Inhale, now exhale. Take a moment to just relax, and now the time has to come to open the pages of the new book! There is nothing like the adventures you can have when you read a novel. We can travel through time, over great distances and escape into another life. Books are great. Books can also be educational (think text books). For me, the novel I am reading was just that. Reading the story reminded me of a clear fact that I had forgotten. The truth is that while it is important to live joyful lives, it is also OK to let yourself feel: sad, happy, scared, anxious, annoyed, etc. We all have emotions and life is about experiencing all of them. Life is crazy and mixed up and we are all going to experience the whole gamut, it is ok. Let yourself. Be honest with yourself about how you feel, and be honest with God. Because we live in a sinful world, not everything we experience is going to be good. Some of it is the nitty gritty of life.
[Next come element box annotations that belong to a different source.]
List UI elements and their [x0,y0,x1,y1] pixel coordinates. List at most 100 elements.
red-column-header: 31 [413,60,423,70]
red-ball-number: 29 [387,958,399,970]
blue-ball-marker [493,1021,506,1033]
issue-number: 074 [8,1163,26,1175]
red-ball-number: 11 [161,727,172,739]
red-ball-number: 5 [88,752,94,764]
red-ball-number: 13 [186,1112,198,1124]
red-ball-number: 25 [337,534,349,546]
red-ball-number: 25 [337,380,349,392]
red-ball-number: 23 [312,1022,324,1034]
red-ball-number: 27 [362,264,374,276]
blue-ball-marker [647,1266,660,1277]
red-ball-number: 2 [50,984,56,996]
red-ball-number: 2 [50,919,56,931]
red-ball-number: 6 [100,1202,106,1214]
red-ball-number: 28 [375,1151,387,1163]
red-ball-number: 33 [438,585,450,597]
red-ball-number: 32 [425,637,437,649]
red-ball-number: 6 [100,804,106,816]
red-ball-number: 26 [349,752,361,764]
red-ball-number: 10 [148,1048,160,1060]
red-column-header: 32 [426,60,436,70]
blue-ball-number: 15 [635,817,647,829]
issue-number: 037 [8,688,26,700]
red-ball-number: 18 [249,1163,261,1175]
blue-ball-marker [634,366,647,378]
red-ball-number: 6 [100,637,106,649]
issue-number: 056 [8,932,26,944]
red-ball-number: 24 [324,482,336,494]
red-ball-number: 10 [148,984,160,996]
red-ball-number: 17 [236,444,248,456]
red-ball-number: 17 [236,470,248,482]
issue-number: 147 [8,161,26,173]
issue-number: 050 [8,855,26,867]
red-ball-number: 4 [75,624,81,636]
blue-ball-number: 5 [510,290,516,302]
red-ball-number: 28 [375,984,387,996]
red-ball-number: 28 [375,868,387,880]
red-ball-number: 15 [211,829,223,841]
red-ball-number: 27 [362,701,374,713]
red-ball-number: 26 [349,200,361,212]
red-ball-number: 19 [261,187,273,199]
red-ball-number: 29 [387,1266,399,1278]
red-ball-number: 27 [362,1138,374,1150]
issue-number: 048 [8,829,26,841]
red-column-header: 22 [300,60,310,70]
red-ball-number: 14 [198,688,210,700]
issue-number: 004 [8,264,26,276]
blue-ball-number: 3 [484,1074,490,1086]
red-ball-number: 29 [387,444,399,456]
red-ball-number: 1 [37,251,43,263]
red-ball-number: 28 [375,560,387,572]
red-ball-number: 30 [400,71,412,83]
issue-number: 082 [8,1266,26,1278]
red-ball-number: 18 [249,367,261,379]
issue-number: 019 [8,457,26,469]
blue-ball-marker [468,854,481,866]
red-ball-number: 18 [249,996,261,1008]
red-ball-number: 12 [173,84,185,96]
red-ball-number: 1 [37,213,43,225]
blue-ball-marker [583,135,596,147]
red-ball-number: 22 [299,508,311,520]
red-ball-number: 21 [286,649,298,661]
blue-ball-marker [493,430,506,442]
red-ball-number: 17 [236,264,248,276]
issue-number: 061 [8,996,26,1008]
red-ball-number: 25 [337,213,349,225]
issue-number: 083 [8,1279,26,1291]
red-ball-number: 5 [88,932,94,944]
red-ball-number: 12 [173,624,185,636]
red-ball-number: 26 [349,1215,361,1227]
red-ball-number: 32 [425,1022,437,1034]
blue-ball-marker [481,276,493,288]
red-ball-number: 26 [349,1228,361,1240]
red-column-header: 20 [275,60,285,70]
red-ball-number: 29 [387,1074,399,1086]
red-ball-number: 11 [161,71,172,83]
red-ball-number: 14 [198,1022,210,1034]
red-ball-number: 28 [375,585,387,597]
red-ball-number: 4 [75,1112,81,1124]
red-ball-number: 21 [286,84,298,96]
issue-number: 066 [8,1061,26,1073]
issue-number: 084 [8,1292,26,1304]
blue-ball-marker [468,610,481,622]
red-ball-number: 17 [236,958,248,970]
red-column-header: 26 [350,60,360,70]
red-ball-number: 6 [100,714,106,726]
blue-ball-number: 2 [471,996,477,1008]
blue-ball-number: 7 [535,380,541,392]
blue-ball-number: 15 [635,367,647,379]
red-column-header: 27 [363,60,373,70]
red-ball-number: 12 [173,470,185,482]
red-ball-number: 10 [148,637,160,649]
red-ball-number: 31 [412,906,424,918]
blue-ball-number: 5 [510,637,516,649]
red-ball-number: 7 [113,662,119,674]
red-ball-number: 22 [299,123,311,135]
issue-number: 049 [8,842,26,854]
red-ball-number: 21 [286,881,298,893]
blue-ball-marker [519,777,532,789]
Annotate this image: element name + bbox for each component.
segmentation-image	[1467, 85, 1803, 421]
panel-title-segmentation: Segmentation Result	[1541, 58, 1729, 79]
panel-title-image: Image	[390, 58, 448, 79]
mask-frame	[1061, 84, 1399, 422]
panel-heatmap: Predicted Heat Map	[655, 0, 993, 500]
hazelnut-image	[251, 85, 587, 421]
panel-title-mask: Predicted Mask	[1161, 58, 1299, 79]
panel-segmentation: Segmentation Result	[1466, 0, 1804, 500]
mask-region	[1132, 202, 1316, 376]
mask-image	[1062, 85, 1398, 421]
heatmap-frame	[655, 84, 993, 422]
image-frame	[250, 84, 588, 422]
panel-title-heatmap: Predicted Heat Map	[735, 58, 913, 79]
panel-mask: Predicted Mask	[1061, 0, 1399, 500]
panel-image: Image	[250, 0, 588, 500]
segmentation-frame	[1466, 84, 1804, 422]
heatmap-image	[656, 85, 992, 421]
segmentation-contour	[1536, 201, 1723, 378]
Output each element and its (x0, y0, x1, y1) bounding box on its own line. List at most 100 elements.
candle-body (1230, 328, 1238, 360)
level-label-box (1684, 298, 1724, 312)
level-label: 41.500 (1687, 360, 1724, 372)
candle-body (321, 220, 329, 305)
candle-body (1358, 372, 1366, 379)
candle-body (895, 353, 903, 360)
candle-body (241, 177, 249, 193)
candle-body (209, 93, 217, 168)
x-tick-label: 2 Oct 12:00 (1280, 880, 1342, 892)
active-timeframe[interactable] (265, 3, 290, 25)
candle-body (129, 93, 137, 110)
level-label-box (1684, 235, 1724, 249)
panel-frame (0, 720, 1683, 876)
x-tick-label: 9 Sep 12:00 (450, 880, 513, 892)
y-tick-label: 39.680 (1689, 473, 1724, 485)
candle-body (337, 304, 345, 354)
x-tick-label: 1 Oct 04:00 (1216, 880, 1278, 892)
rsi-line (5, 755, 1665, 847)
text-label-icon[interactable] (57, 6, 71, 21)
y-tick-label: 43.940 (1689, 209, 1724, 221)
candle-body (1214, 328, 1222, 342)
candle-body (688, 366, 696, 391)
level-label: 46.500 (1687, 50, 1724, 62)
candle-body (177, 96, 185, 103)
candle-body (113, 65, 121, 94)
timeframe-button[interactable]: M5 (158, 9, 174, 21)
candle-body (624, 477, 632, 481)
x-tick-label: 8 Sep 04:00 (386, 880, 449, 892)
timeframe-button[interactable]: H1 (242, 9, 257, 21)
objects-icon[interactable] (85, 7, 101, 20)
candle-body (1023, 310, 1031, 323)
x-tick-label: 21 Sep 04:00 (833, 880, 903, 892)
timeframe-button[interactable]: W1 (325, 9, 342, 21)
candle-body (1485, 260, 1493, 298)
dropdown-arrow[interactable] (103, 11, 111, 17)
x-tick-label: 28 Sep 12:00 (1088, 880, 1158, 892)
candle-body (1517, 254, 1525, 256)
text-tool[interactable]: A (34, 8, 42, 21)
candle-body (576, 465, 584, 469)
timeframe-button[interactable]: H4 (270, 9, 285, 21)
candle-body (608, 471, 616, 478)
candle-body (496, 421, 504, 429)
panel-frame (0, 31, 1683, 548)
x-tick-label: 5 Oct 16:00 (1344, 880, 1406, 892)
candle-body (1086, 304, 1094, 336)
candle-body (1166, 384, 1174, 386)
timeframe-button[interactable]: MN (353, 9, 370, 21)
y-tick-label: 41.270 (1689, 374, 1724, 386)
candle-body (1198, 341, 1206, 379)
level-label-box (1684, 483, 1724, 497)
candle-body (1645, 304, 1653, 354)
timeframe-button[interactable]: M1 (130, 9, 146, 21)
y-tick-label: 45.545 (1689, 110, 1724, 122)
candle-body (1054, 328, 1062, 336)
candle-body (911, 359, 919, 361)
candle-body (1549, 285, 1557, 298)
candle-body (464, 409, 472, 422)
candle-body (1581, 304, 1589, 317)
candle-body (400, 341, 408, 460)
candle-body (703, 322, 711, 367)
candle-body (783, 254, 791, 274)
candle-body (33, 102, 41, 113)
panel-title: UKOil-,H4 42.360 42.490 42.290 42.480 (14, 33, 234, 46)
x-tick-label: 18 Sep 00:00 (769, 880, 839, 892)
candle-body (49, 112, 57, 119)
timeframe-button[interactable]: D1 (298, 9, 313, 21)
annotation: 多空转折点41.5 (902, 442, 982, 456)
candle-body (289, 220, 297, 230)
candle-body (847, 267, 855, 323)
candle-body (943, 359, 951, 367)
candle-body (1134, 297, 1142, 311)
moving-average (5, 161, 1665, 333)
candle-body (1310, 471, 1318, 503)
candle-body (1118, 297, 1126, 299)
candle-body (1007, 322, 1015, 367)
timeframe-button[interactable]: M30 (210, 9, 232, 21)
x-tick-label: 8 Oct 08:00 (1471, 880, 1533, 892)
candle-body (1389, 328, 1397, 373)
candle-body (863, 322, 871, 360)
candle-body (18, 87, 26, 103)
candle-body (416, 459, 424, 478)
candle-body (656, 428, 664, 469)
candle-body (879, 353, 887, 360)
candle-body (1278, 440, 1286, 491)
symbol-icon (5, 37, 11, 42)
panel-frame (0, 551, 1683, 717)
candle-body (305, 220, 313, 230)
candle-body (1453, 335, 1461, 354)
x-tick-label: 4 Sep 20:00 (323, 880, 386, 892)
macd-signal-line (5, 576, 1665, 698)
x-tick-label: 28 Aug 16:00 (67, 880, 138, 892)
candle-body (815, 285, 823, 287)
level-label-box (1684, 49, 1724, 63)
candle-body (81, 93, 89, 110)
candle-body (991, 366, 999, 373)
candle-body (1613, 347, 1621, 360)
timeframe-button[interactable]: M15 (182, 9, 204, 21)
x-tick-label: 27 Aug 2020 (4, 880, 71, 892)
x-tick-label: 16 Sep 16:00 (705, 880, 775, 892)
Admit how you feel, talk to someone and that way you can move on. Just remember, however you are feeling, be honest about it. Have a blessed Mother's Day! -Me-

Monday, April 30, 2012

Music

By now we all know that music is very therapeutic. There is no denying that listening to music can change our moods. But, you don't even have to listen to music to be healed. Not long after I was raped I found a binder full of hymns that I had printed up. It also contained some of the lyrics of special songs. I remember I spend hours just reading those lyrics, and looking online for others. The words and the stories behind those words had a powerful affect on me. They were able to soothe my soul. I felt comforted knowing that someone else had been scared, someone else had been in pain, someone else had a soul full of darkness. It helped knowing the history of the hymns and seeing that they used their words, words from their souls to help heal. It gave me the encouragement to try it as well, so I set about writing my own hymn. It will never be recorded in a hymn book. It will never be considered musical, yet for me it had all the power, because I learned that I could release my thoughts in more than just my diary/blog. It was one way that I stay connected to God, even when I was trying to run from Him and blame Him. I was a paradox, I was mad at Him and blamed Him, yet deep down I still clung to Him. The clinging was buried so I didn't recognize most of the time, but as I look book, yeah my heart and mind might have shunned Him, but my soul was clinging for dear life. It was through music that I kept my connection. It was through music that I began to heal. I sought comfort in those familiar words, words and melodies that I've known my whole life. It was through music that was able to journey. Music really is powerful. If you are struggling with sadness, fear, loneliness find some upbeat music, or just music with a powerful, life affirming message, it will help. If you happy, it is time to play music and dance, dance, dance! Let music be the therapy that God intended! -ME-

Thursday, March 8, 2012

One More Step

The sun beams highlight the color of the bedroom walls. The cat is curled up at the foot of the bed, my daughter is sleeping beside me, and right now I am listening to Steven Curtis Chapman. All in all it is a pretty nice morning. It is one of those mornings that I thought would never come.

On Facebook there is a March photo challenge going on. Each day there is something new to take a picture of. Today's subject "Dreams". I love this subject because it could also be labeled "Blessings". I love dreams, I have crazy ones and generally they entertain me. I have many life dreams that I'm waiting to see come true, and I have other dreams that have already come to fruition.

When I think about how far I have come in the last 10 years I feel so incredibly blessed. Yet, I know that I still have a far way to walk. My journey is not yet over. There have been many bumps along the way, and there are probably plenty more on my path. Yet, just like you, I have to take it one step at a time. If I go slow and steady and focus on the day at hand, I can live joyfully, I can be in the moment. I can use the past to remind me of how strong I am, that I am able to take this next step.